Moonrise Kingdom (Wes Anderson, 2012)

What's it about? Set in the 1960s on an island off the coast of New England, where two young teenagers, Sam (Jared Gilman) and Suzy (Kara Hayward), declare their everlasting love for each other and run away together. A search party is dispatched to find them, which includes Suzy's parents (Bill Murray and Frances McDormand), local police chief (Bruce Willis) and Sam's scoutmaster (Edward Norton), an experience which forces them to face up to issues in their own lives.

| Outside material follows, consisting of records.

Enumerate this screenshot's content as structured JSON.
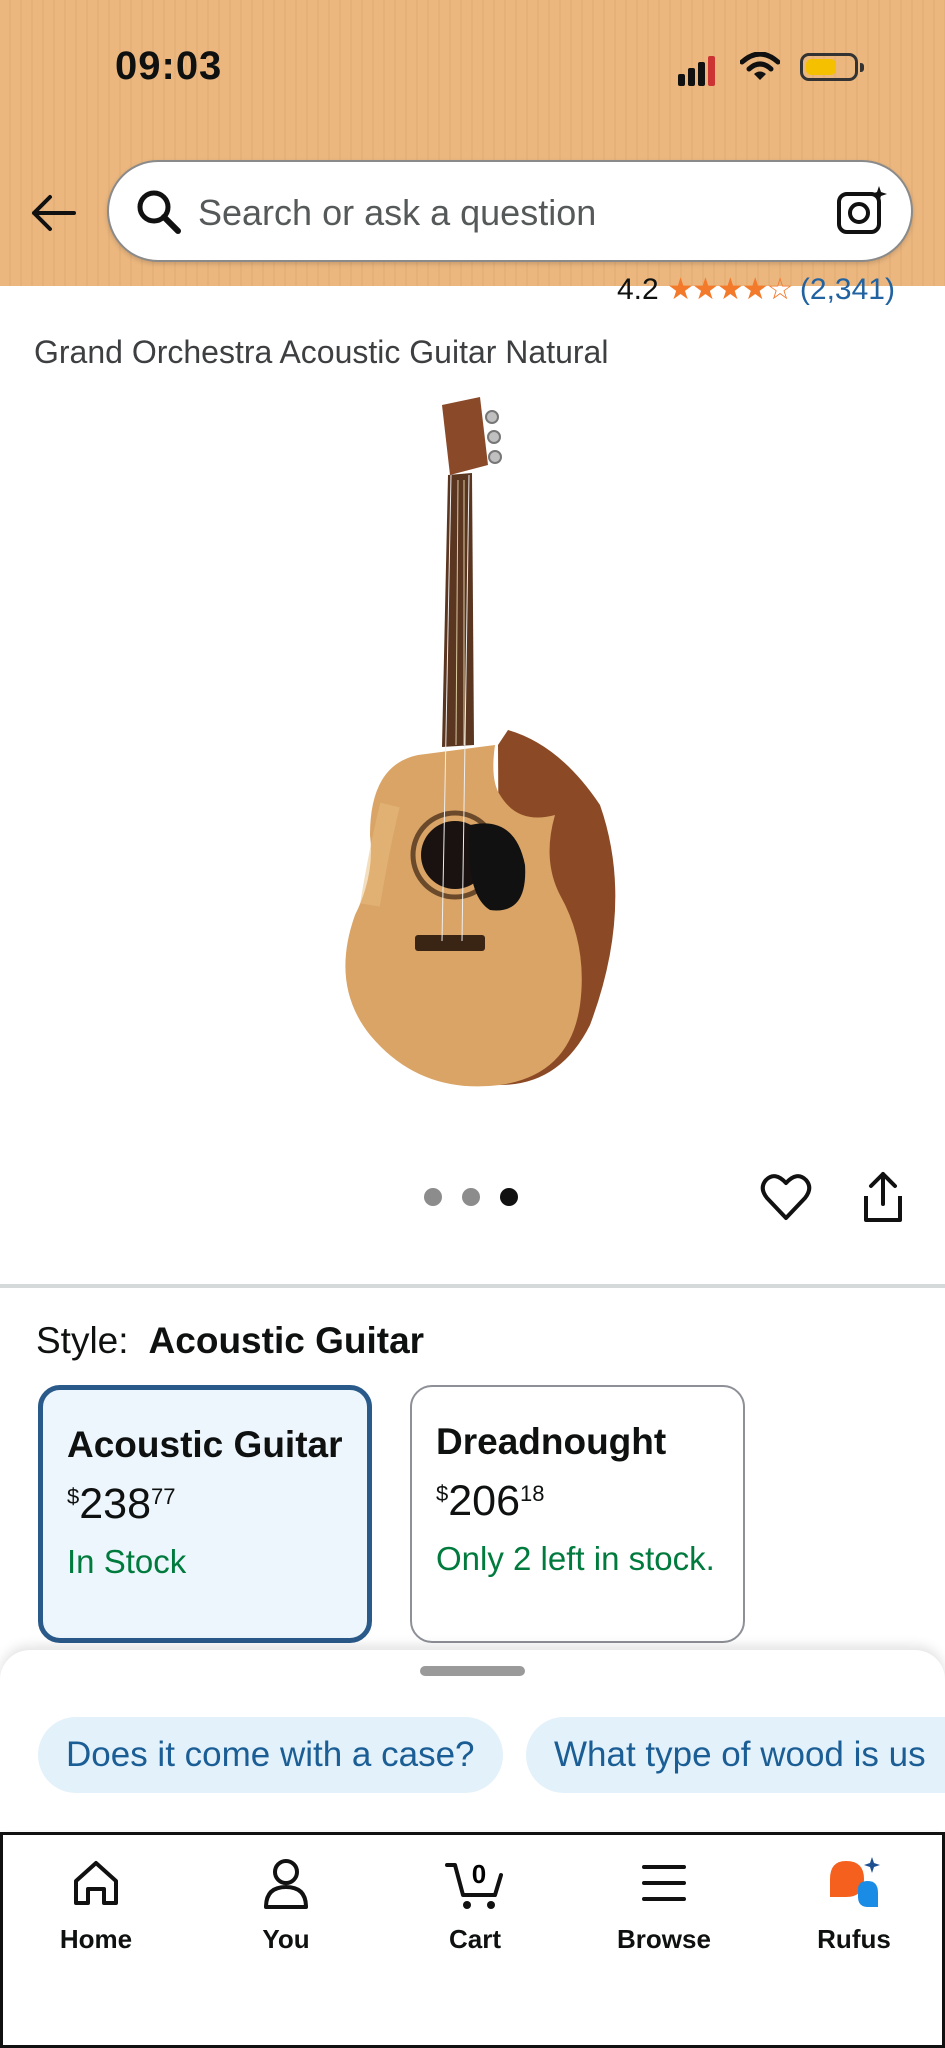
{
  "status_bar": {
    "time": "09:03"
  },
  "search": {
    "placeholder": "Search or ask a question"
  },
  "product": {
    "rating": "4.2",
    "stars": "★★★★☆",
    "rating_count": "(2,341)",
    "title": "Grand Orchestra Acoustic Guitar Natural",
    "image_count": 3,
    "active_image": 3
  },
  "style": {
    "label": "Style:",
    "selected": "Acoustic Guitar",
    "options": [
      {
        "name": "Acoustic Guitar",
        "currency": "$",
        "price_whole": "238",
        "price_fraction": "77",
        "stock": "In Stock"
      },
      {
        "name": "Dreadnought",
        "currency": "$",
        "price_whole": "206",
        "price_fraction": "18",
        "stock": "Only 2 left in stock."
      }
    ]
  },
  "suggestions": [
    "Does it come with a case?",
    "What type of wood is us"
  ],
  "nav": {
    "home": "Home",
    "you": "You",
    "cart": "Cart",
    "cart_count": "0",
    "browse": "Browse",
    "rufus": "Rufus"
  },
  "colors": {
    "header_bg": "#ebb77f",
    "star": "#f3792b",
    "link": "#2162a1",
    "stock_green": "#007a3d",
    "selected_border": "#2a5a8a",
    "chip_bg": "#e3f1fa",
    "rufus_orange": "#f6601e",
    "rufus_blue": "#1a8ce6"
  }
}
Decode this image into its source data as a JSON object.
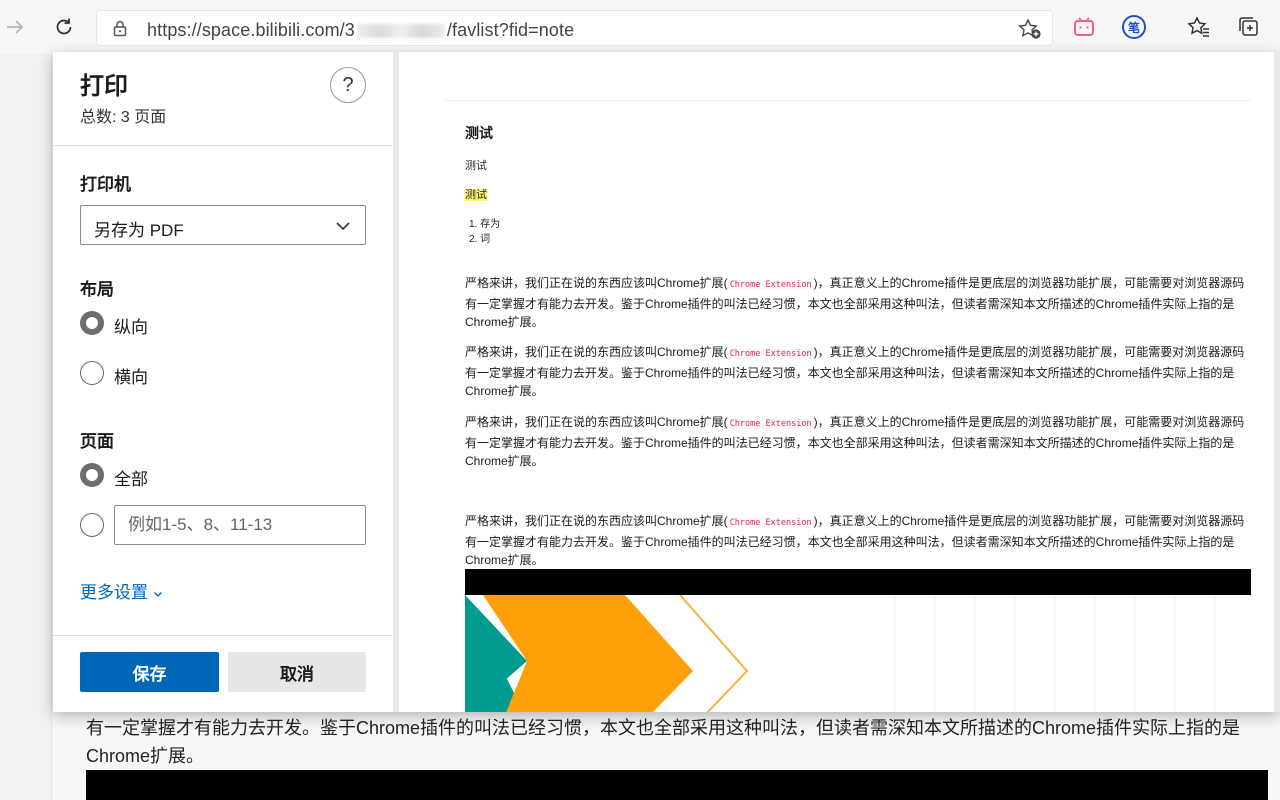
{
  "browser": {
    "url_prefix": "https://space.bilibili.com/",
    "url_hidden_prefix": "3",
    "url_suffix": "/favlist?fid=note",
    "ext_note_label": "笔"
  },
  "print_dialog": {
    "title": "打印",
    "total_pages": "总数: 3 页面",
    "help_label": "?",
    "printer_label": "打印机",
    "printer_value": "另存为 PDF",
    "layout_label": "布局",
    "layout_options": [
      {
        "label": "纵向",
        "selected": true
      },
      {
        "label": "横向",
        "selected": false
      }
    ],
    "pages_label": "页面",
    "pages_all_label": "全部",
    "pages_range_placeholder": "例如1-5、8、11-13",
    "more_settings": "更多设置",
    "save_label": "保存",
    "cancel_label": "取消"
  },
  "preview": {
    "heading": "测试",
    "line1": "测试",
    "line2_highlighted": "测试",
    "list": [
      "存为",
      "词"
    ],
    "para_prefix": "严格来讲，我们正在说的东西应该叫Chrome扩展(",
    "para_code": "Chrome Extension",
    "para_rest": ")，真正意义上的Chrome插件是更底层的浏览器功能扩展，可能需要对浏览器源码有一定掌握才有能力去开发。鉴于Chrome插件的叫法已经习惯，本文也全部采用这种叫法，但读者需深知本文所描述的Chrome插件实际上指的是Chrome扩展。"
  },
  "background_page": {
    "article_text": "有一定掌握才有能力去开发。鉴于Chrome插件的叫法已经习惯，本文也全部采用这种叫法，但读者需深知本文所描述的Chrome插件实际上指的是Chrome扩展。"
  },
  "colors": {
    "accent_blue": "#0067b8",
    "banner_teal": "#009a8e",
    "banner_orange": "#ffa00a",
    "highlight": "#fff56b",
    "code_pink": "#e0286a"
  }
}
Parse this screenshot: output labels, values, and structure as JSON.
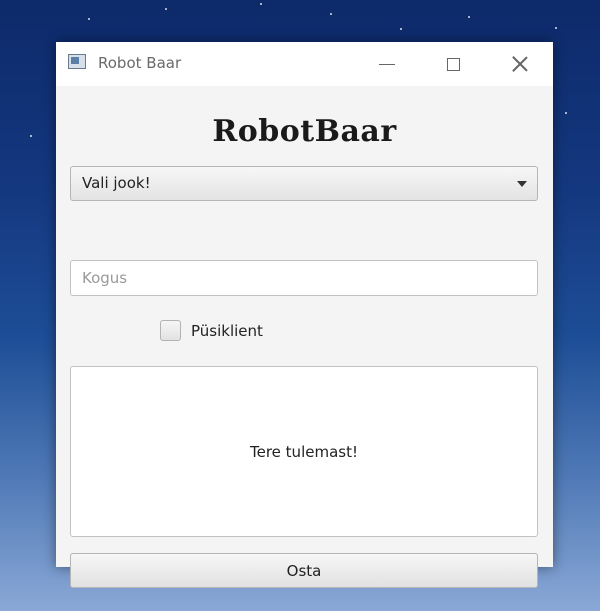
{
  "window": {
    "title": "Robot Baar",
    "icons": {
      "app": "app-window-icon",
      "minimize": "minimize-icon",
      "maximize": "maximize-icon",
      "close": "close-icon"
    }
  },
  "main": {
    "heading": "RobotBaar",
    "drink_select": {
      "selected": "Vali jook!",
      "icon": "chevron-down-icon"
    },
    "quantity_input": {
      "value": "",
      "placeholder": "Kogus"
    },
    "regular_customer": {
      "label": "Püsiklient",
      "checked": false
    },
    "message": "Tere tulemast!",
    "buy_button_label": "Osta"
  },
  "colors": {
    "window_bg": "#f4f4f4",
    "titlebar_bg": "#ffffff",
    "desktop_top": "#0d2a6a",
    "desktop_bottom": "#8aa8d6"
  }
}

Is it any good? A really sweet little romantic comedy, with an offbeat charm and sensibility. I'm not the biggest fan of Wes Anderson's films, which normally leave me a little cold. Here, however, he has found warm heart to build his measured aesthetic style and dry comic observations around, delivering his best film since Rushmore. Gilman and Hayward give wonderful performances as the slightly eccentric young teenagers experiencing the first flushes of love, and there's a nice contrast between the innocent clarity of their dreams and the vaguely unsatisfied reality of the lives of the adults out searching for them. It doesn't explore this in any great depth, but then it isn't particularly trying to be anything profound or thought-provoking. Instead, it's just a nice little coming-of-age story given a little shot in the arm by Anderson's trademark visual style and quirky treatment of the material. I liked it a lot.

Anything else I should know? I ran away from home once. Lived in a tent, drank ginger beer, caught fish in the lake, cooked them over a campfire. Good times. The police found me and brought me home. Man, never seen my wife so mad. Well, she shouldn't have left me in charge of that children's party.

What does the Fonz think? Sweet dreams.